Mr Thompson's office is waiting for the letter to arrive before commenting.
Ganna Bezliudna, who heads the Inter TV channel that ran the show, denied any suggestion of foul play.
Yaroslav the Wise brought together Ukrainians, Russians and Belarussians
"It's completely untrue", she said. "We've finished this project, and finished it very successfully, we had high viewing figures, and everyone is happy."
Whatever the truth of the matter, Ms Bezliudna is certainly right about one thing: if you look hard enough, you can find a possible political motive behind almost everything that happens in Ukraine, even a seemingly innocuous television show.
In an island of calm amid the traffic of central Kiev stands the St Sophia Cathedral, with its green and gold onion domes and white walls.
It was built in 1037 by Yaroslav the Wise, and it is considered the oldest standing Orthodox cathedral in the Slavic world.
Andrei Kulikov, a local journalist, told me that, for most Ukrainians who grew up during Soviet times, Yaroslav the Wise symbolises the common bond between Ukrainians, Russians and Belarusians.
And in that sense, this vote was less about the past, than about Ukraine's future.
"There is on the one hand a tendency to look for a separate Ukrainian way," he said.
"On the other hand, there are quite a lot of people who think that we should go into the future hand-in-hand, or at least side-by-side with Russia."
And here is where the other figure in all of this comes into play: Stepan Bandera.
He is the man that Mr Kipiani says would have won, if the vote had not been "fixed".
Bandera was a Ukrainian nationalist, who fought a guerrilla war against both the Nazis and the Soviets, until he was killed by a KGB agent in Munich in 1959.
To many - especially in western Ukraine - he is a hero and a freedom fighter. But to others, Bandera was a terrorist, and a traitor to the Soviet motherland.
The 10 final contenders for the top slot each had a high-profile "advocate" - a Ukrainian celebrity whose job it was to persuade viewers to vote for their favoured candidate.

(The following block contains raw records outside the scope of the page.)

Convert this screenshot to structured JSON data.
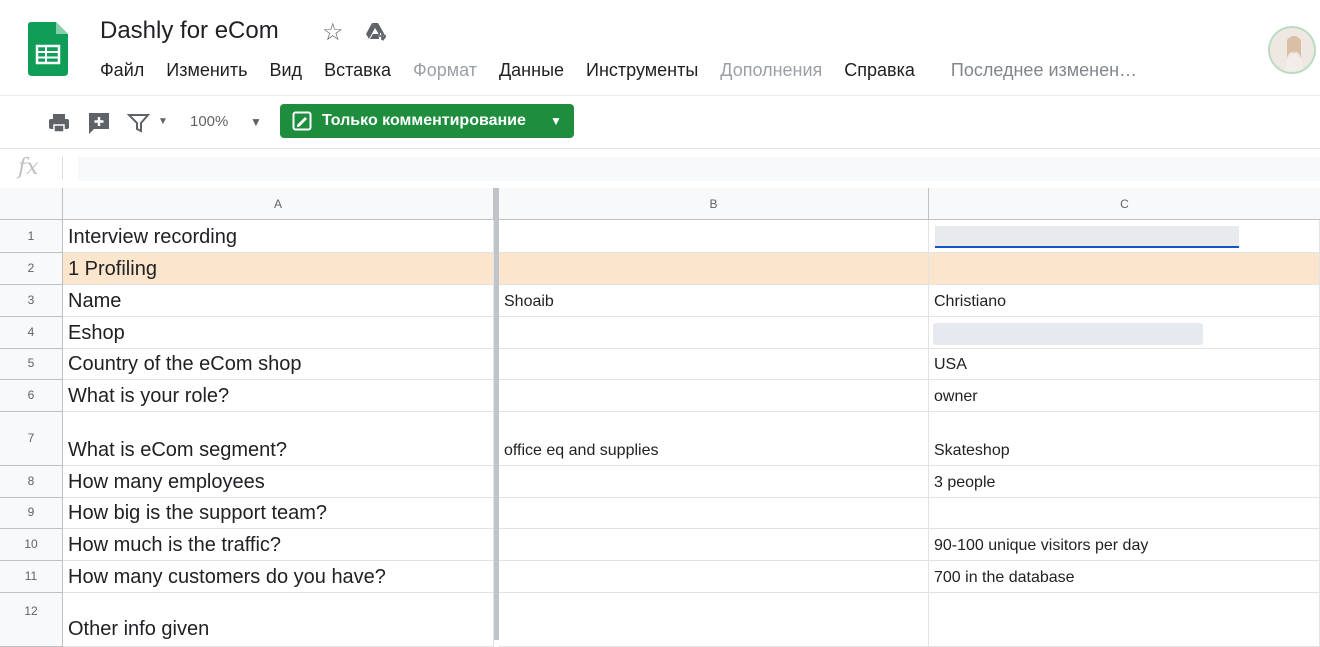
{
  "app": {
    "title": "Dashly for eCom",
    "icons": [
      "sheets-logo",
      "star-icon",
      "drive-move-icon",
      "avatar"
    ]
  },
  "menu": {
    "items": [
      "Файл",
      "Изменить",
      "Вид",
      "Вставка",
      "Формат",
      "Данные",
      "Инструменты",
      "Дополнения",
      "Справка"
    ],
    "last_edit": "Последнее изменен…"
  },
  "toolbar": {
    "zoom": "100%",
    "comment_mode": "Только комментирование",
    "icons": [
      "print-icon",
      "add-comment-icon",
      "filter-icon"
    ]
  },
  "formula_bar": {
    "fx": "fx",
    "value": ""
  },
  "columns": [
    "A",
    "B",
    "C"
  ],
  "rows": [
    {
      "num": "1",
      "a": "Interview recording",
      "b": "",
      "c": ""
    },
    {
      "num": "2",
      "a": "1 Profiling",
      "b": "",
      "c": ""
    },
    {
      "num": "3",
      "a": "Name",
      "b": "Shoaib",
      "c": "Christiano"
    },
    {
      "num": "4",
      "a": "Eshop",
      "b": "",
      "c": ""
    },
    {
      "num": "5",
      "a": "Country of the eCom shop",
      "b": "",
      "c": "USA"
    },
    {
      "num": "6",
      "a": "What is your role?",
      "b": "",
      "c": "owner"
    },
    {
      "num": "7",
      "a": "What is eCom segment?",
      "b": "office eq and supplies",
      "c": "Skateshop"
    },
    {
      "num": "8",
      "a": "How many employees",
      "b": "",
      "c": "3 people"
    },
    {
      "num": "9",
      "a": "How big is the support team?",
      "b": "",
      "c": ""
    },
    {
      "num": "10",
      "a": "How much is the traffic?",
      "b": "",
      "c": "90-100 unique visitors per day"
    },
    {
      "num": "11",
      "a": "How many customers do you have?",
      "b": "",
      "c": "700 in the database"
    },
    {
      "num": "12",
      "a": "Other info given",
      "b": "",
      "c": ""
    }
  ],
  "colors": {
    "brand_green": "#1e8e3e",
    "profiling_fill": "#fce5cd",
    "link_blue": "#1155cc"
  }
}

Mr Kipiani took on Stepan Bandera. The advocate for Yaroslav the Wise was a high-profile politician from Ukraine's main opposition party, the Party of the Regions.
During the presidential election of 2004 that led to the "Orange Revolution", the Kremlin favoured that party's candidate, Viktor Yanukovych.
His pro-Western opponent, Viktor Yushchenko, eventually won, but the country emerged politically divided, between East and West. Many see those same divisions at work in this TV contest.
Savik Shuster, who presented the "Great Ukrainians" show, admits that Stepan Bandera is a divisive figure in Ukraine. But he says, Bandera is also highly symbolic.
"He is a symbol for a young generation that actually feels the independence of the country, wants it to be independent, and sees its future in the West, in Europe."
Mr Shuster said that, despite not being crowned the winner, the very fact that Bandera came so close - the show put him in third place - is a victory of sorts for the pro-Western block, or anti-Russian block in Ukraine.
But not everyone is happy with that. The 77 angry MPs are awaiting a response from Mr Thomson before plotting their next move.
BBC Worldwide, the commercial arm of the BBC that licenses the "Great Britons" format around the world, has in the past said that, while they are happy to give advice on how to conduct a vote, they are not there to police it.
One thing seems clear: the battle to be named the greatest Ukrainian is not over yet.